Mutant Mice With Calcium-Sensing Receptor Activation Have Hyperglycemia That Is Rectified by Calcilytic Therapy

The calcium-sensing receptor (CaSR) is a family C G-protein–coupled receptor that plays a pivotal role in extracellular calcium homeostasis. The CaSR is also highly expressed in pancreatic islet α- and β-cells that secrete glucagon and insulin, respectively. To determine whether the CaSR may influence systemic glucose homeostasis, we characterized a mouse model with a germline gain-of-function CaSR mutation, Leu723Gln, referred to as Nuclear flecks (Nuf).
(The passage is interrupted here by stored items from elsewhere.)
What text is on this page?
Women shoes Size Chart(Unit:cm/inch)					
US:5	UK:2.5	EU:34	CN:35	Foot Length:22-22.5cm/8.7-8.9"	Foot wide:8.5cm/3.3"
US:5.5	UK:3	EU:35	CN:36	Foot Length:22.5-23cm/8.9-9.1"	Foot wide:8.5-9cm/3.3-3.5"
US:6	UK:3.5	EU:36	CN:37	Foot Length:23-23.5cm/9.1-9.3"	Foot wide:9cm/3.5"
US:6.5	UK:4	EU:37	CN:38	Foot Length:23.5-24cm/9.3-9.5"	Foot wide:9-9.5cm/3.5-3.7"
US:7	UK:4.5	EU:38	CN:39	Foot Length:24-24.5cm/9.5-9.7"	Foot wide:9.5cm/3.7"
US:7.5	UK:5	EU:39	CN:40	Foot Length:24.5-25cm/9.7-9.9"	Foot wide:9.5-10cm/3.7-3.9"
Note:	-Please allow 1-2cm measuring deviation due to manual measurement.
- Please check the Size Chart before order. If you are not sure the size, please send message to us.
Heterozygous- (Casr(Nuf/+)) and homozygous-affected (Casr(Nuf/Nuf)) mice were shown to have hypocalcemia in association with impaired glucose tolerance and insulin secretion. Oral administration of a CaSR antagonist compound, known as a calcilytic, rectified the glucose intolerance and hypoinsulinemia of Casr(Nuf/+) mice and ameliorated glucose intolerance in Casr(Nuf/Nuf) mice. Ex vivo studies showed Casr(Nuf/+) and Casr(Nuf/Nuf) mice to have reduced pancreatic islet mass and β-cell proliferation. Electrophysiological analysis of isolated Casr(Nuf/Nuf) islets showed CaSR activation to increase the basal electrical activity of β-cells independently of effects on the activity of the adenosine triphosphate (ATP)–sensitive K(+) (K(ATP)) channel. Casr(Nuf/Nuf) mice also had impaired glucose-mediated suppression of glucagon secretion, which was associated with increased numbers of α-cells and a higher α-cell proliferation rate. Moreover, Casr(Nuf/Nuf) islet electrophysiology demonstrated an impairment of α-cell membrane depolarization in association with attenuated α-cell basal K(ATP) channel activity. These studies indicate that the CaSR activation impairs glucose tolerance by a combination of α- and β-cell defects and also influences pancreatic islet mass. Moreover, our findings highlight a potential application of targeted CaSR compounds for modulating glucose metabolism.